Colombo cria programa de apoio e rede formal para protetores de animais

A lei regulamenta o suporte aos protetores voluntários e o estoque de alimentos
A nova legislação municipal institui o Banco de Rações e o selo Empresa Amiga para ampliar o atendimento a cães e gatos em situação de abandono ou vulnerabilidade

O município de Colombo prepara a implementação da Lei número 1.904/2026, que estabelece um novo marco para a política pública de proteção animal. A norma institui o Programa de Apoio ao Protetor Independente (PAPI), o Banco de Rações e o selo Empresa Amiga dos Animais. A estrutura cria um suporte permanente para protetores, organizações e famílias que acolhem cães e gatos em situação de abandono ou maus-tratos.

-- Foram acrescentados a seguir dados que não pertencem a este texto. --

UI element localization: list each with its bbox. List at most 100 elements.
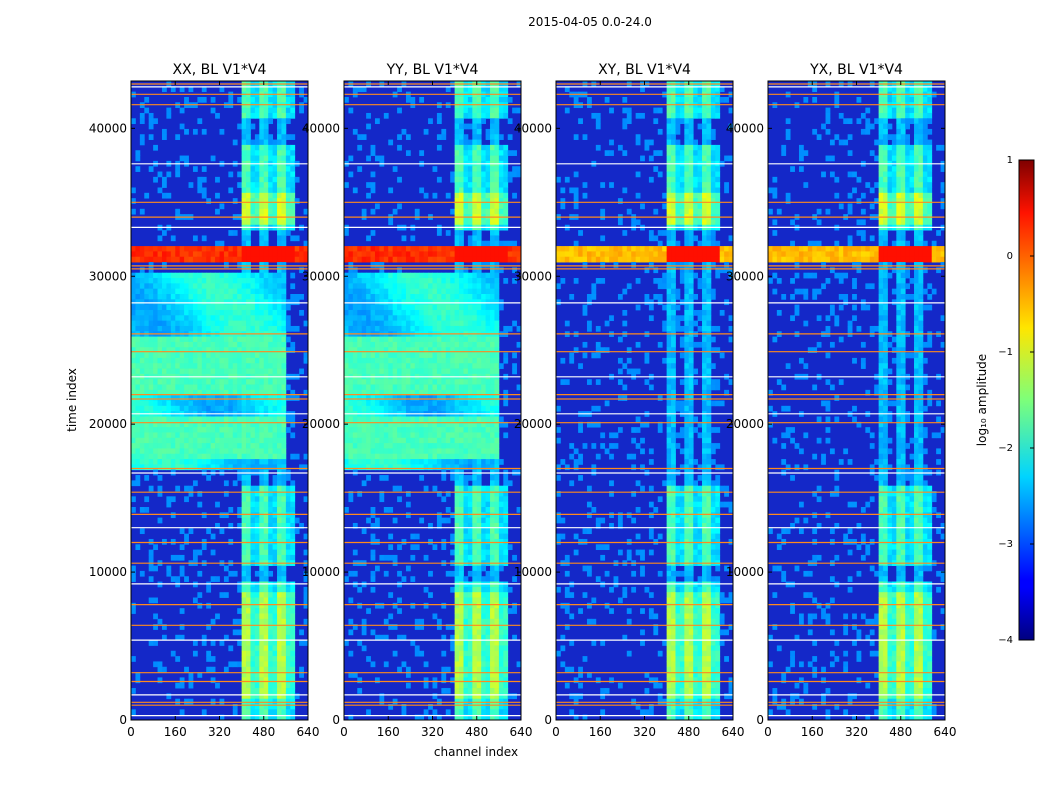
heatmap-cell <box>494 230 500 236</box>
heatmap-cell <box>485 528 491 535</box>
heatmap-cell <box>348 432 354 439</box>
heatmap-cell <box>485 352 491 359</box>
heatmap-cell <box>463 544 469 551</box>
heatmap-cell <box>485 400 491 407</box>
heatmap-cell <box>201 357 207 364</box>
heatmap-cell <box>388 443 394 449</box>
heatmap-cell <box>467 235 473 242</box>
heatmap-cell <box>476 432 482 439</box>
heatmap-cell <box>494 155 500 162</box>
heatmap-cell <box>144 443 150 449</box>
heatmap-cell <box>135 294 141 300</box>
heatmap-cell <box>303 320 309 327</box>
heatmap-cell <box>481 443 486 449</box>
heatmap-cell <box>161 459 167 465</box>
heatmap-cell <box>246 656 251 662</box>
heatmap-cell <box>153 357 158 364</box>
heatmap-cell <box>135 443 141 449</box>
heatmap-cell <box>419 363 425 369</box>
heatmap-cell <box>219 304 225 311</box>
heatmap-cell <box>246 586 251 593</box>
heatmap-cell <box>405 384 411 391</box>
heatmap-cell <box>206 309 212 316</box>
heatmap-cell <box>277 262 282 268</box>
heatmap-cell <box>490 437 495 444</box>
heatmap-cell <box>254 464 260 471</box>
heatmap-cell <box>197 602 203 609</box>
heatmap-cell <box>370 389 376 396</box>
heatmap-cell <box>454 182 460 188</box>
heatmap-cell <box>161 416 167 423</box>
heatmap-cell <box>131 379 136 385</box>
heatmap-cell <box>254 624 260 630</box>
heatmap-cell <box>348 496 354 503</box>
heatmap-cell <box>241 208 247 215</box>
heatmap-cell <box>153 325 158 332</box>
heatmap-cell <box>361 208 367 215</box>
heatmap-cell <box>419 379 425 385</box>
heatmap-cell <box>481 262 486 268</box>
heatmap-cell <box>423 294 429 300</box>
heatmap-cell <box>494 267 500 274</box>
heatmap-cell <box>254 491 260 497</box>
heatmap-cell <box>246 198 251 204</box>
heatmap-cell <box>401 437 407 444</box>
heatmap-cell <box>494 235 500 242</box>
heatmap-cell <box>441 544 447 551</box>
heatmap-cell <box>263 187 269 194</box>
heatmap-cell <box>494 272 500 279</box>
heatmap-cell <box>476 448 482 455</box>
heatmap-cell <box>135 352 141 359</box>
heatmap-cell <box>410 432 416 439</box>
heatmap-cell <box>507 246 513 252</box>
heatmap-cell <box>441 325 447 332</box>
heatmap-cell <box>259 134 265 140</box>
heatmap-cell <box>454 341 460 348</box>
heatmap-cell <box>254 528 260 535</box>
heatmap-cell <box>232 480 238 487</box>
heatmap-cell <box>481 565 486 572</box>
heatmap-cell <box>259 602 265 609</box>
heatmap-cell <box>388 379 394 385</box>
heatmap-cell <box>250 256 256 263</box>
heatmap-cell <box>472 288 478 295</box>
heatmap-cell <box>250 299 256 306</box>
heatmap-cell <box>215 294 220 300</box>
heatmap-cell <box>361 256 367 263</box>
heatmap-cell <box>361 294 367 300</box>
heatmap-cell <box>246 491 251 497</box>
heatmap-cell <box>361 384 367 391</box>
heatmap-cell <box>188 309 194 316</box>
heatmap-cell <box>374 405 380 412</box>
heatmap-cell <box>272 624 278 630</box>
heatmap-cell <box>459 368 464 375</box>
heatmap-cell <box>423 309 429 316</box>
heatmap-cell <box>344 278 349 284</box>
heatmap-cell <box>503 166 509 172</box>
heatmap-cell <box>388 427 394 433</box>
heatmap-cell <box>410 554 416 561</box>
heatmap-cell <box>197 443 203 449</box>
heatmap-cell <box>450 475 456 481</box>
heatmap-cell <box>503 538 509 545</box>
heatmap-cell <box>463 416 469 423</box>
heatmap-cell <box>131 437 136 444</box>
heatmap-cell <box>366 309 371 316</box>
heatmap-cell <box>414 421 420 428</box>
heatmap-cell <box>241 166 247 172</box>
heatmap-cell <box>246 171 251 178</box>
heatmap-cell <box>374 325 380 332</box>
heatmap-cell <box>419 325 425 332</box>
heatmap-cell <box>206 341 212 348</box>
heatmap-cell <box>192 427 198 433</box>
heatmap-cell <box>366 432 371 439</box>
heatmap-cell <box>157 341 163 348</box>
heatmap-cell <box>254 496 260 503</box>
heatmap-cell <box>246 618 251 625</box>
heatmap-cell <box>445 336 451 343</box>
heatmap-cell <box>463 501 469 508</box>
heatmap-cell <box>228 352 234 359</box>
heatmap-cell <box>206 336 212 343</box>
heatmap-cell <box>401 389 407 396</box>
heatmap-cell <box>472 235 478 242</box>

Pelo texto da lei, o PAPI será integrado ao programa municipal de controle populacional e terá como objetivo ampliar a atuação do poder público no atendimento de animais resgatados. O credenciamento será voltado a protetores independentes residentes na cidade, maiores de 18 anos, que atuem de forma voluntária e contínua no resgate, acolhimento temporário e encaminhamento para adoção responsável.

CADASTRO MUNICIPAL

Entre os requisitos de participação estão a comprovação de residência, apresentação de documentos pessoais e a ausência de condenação definitiva por crimes contra animais. O interessado também deve apresentar declaração de experiência prévia na atividade de proteção.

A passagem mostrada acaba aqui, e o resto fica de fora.